What are some of the influences or inspiration that we can look forward to in the creation of your next album? Are there any new elements or concepts that you are playing around with and would like to incorporate as a follow up to your previous releases?

As we write and record our new material, we are really not restricting ourselves whatsoever. There have been lots of ideas swimming around all of our heads while we have been on the road and now we get to play around with them in the studio and see what feels right.

In touring, are there any favorite cities or venues that you enjoyed playing that you hadn’t expected? How does your music translate in the live performances?

One place that stands out is Belgium. We recently played a festival there called Crossing Borders and got a really warm response from the people there. It was amazing! Our live shows are probably a little looser than people might think after hearing our recorded material. It feels a bit more post-rock in the sense that we all love to tour and play shows and love trying to achieve a really big sound while still exploring different textures and moods.

How can you describe the music scene in Brooklyn (or New York), and in what ways if any, has the music community here helped shape you as a band or fostered the growth of The Antlers as well as other bands?

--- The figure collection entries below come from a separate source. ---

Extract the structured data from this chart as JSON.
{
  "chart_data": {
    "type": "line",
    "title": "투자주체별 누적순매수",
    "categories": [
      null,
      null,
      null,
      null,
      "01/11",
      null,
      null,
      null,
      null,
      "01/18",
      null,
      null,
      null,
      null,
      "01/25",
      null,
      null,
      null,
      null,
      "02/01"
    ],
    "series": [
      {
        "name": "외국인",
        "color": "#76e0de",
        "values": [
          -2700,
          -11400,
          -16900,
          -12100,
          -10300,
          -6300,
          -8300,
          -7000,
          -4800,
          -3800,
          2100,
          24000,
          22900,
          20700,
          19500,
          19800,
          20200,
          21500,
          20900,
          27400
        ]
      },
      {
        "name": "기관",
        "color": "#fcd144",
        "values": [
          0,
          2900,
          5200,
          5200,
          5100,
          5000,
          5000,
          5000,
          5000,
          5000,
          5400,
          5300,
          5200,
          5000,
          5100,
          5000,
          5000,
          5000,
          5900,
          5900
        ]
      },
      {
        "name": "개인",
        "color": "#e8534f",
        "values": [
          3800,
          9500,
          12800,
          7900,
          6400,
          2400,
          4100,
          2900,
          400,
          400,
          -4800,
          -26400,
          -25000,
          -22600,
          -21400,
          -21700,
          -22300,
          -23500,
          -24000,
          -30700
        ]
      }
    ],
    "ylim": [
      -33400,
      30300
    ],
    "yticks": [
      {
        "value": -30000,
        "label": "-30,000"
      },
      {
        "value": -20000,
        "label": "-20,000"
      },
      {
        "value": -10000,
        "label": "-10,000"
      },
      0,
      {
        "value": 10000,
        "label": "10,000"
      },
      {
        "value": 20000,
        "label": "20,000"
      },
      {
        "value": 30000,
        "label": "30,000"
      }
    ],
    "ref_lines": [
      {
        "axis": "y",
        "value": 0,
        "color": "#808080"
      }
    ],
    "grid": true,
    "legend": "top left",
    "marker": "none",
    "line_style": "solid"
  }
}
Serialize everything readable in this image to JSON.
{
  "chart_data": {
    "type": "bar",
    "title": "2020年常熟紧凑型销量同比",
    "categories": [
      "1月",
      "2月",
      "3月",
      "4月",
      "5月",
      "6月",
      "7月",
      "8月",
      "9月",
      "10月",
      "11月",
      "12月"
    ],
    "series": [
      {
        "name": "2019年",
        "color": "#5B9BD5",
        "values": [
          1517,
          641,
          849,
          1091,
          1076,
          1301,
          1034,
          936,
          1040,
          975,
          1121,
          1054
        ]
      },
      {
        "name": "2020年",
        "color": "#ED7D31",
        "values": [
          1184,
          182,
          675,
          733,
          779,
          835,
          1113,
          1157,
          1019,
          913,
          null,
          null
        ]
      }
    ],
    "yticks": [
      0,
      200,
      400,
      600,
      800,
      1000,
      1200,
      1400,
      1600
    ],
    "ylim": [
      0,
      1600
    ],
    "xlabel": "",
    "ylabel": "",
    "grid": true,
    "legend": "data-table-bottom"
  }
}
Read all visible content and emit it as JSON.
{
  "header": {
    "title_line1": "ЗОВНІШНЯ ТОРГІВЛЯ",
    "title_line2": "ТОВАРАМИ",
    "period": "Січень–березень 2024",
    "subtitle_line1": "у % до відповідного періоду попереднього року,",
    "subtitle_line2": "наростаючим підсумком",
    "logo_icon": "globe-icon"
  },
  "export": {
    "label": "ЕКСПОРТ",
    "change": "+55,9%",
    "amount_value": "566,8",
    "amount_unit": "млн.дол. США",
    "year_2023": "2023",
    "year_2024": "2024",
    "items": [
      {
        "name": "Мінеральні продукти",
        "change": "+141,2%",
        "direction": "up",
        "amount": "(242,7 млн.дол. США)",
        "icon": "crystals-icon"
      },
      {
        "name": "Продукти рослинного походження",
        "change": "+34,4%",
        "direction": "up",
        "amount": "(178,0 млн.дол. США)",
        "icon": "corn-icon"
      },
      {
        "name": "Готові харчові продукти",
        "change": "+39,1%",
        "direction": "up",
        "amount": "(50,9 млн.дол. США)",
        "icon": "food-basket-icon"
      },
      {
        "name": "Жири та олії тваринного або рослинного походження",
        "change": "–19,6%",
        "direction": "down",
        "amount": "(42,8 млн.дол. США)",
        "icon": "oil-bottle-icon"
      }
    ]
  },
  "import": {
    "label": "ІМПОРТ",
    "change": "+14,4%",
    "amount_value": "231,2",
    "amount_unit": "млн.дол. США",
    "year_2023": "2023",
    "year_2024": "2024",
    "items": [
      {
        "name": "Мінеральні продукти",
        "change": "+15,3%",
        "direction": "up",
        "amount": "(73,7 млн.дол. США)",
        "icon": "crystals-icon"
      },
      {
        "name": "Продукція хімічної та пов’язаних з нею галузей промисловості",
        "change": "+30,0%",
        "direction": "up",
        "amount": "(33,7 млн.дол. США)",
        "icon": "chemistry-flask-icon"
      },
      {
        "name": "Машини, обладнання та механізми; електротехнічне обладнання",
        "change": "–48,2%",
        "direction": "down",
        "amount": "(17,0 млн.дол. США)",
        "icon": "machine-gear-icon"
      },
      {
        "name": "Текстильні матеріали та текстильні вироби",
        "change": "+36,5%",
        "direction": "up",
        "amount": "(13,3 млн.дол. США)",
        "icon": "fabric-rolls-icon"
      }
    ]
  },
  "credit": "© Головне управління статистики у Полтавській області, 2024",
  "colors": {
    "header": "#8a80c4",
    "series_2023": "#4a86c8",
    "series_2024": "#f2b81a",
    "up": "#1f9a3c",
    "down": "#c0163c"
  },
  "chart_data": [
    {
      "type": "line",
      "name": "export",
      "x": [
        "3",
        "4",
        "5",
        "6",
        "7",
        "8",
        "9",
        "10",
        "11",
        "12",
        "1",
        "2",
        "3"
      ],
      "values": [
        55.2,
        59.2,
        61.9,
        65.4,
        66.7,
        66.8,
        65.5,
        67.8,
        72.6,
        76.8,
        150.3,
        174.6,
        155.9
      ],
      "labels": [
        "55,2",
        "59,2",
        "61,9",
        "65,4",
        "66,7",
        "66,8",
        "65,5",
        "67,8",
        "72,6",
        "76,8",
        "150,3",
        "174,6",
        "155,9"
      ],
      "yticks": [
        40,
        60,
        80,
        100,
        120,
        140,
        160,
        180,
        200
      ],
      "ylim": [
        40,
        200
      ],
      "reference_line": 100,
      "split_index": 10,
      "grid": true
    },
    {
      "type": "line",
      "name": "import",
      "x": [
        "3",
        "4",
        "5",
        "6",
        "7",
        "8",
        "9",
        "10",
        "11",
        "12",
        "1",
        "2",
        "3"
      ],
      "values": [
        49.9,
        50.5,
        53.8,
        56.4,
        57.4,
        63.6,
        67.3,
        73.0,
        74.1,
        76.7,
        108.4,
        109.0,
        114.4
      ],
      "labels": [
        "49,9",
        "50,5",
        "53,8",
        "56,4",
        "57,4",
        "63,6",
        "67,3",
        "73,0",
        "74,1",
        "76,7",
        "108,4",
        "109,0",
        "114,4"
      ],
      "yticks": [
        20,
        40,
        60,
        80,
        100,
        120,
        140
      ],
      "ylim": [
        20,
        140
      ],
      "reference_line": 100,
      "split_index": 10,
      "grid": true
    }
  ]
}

The attention that Brooklyn/NYC is getting again these days is totally deserved. There really is so much interesting music happening here now. Much of what I find myself listening to recently has been music put out by New York bands. There is such a wealth of creative energy going on here that it is sort of impossible not to be inspired by it. I wouldn’t say that there is one particular scene, but many smaller scenes that coexist alongside one another.

Are there any artists or musicians that you are currently listening to or following or any bands that you would like to tour with in the future?

I’d love to play a show with David Byrne. I didn’t get a chance to see him, but I heard stellar reviews of his last tour. Antony and the Johnsons would be on that list too. I’d also include Yo La Tengo. I’ve been listening to them again a lot lately. They are so great.

Looking ahead, do you have any shared goals or plans as a band that you would like to continue to develop or what are some upcoming projects that listeners and fans can look forward to in the future?

We’re not really sure what to expect. Things have really changed for us this past year. We are going to continue to be on the road a lot this is year, so whenever we are home, we’ll be working on new material. We just plan on continuing to work hard and enjoy all of the experiences that come our way.

Finally, are there any new music releases or projects, festivals or shows, that you are looking forward to being a part of in 2010?

I am really looking forward to playing at BAM for the Sounds Like Brooklyn Festival. That is the kind of venue that I never though I’d have the chance to play. It blows my mind just thinking about it.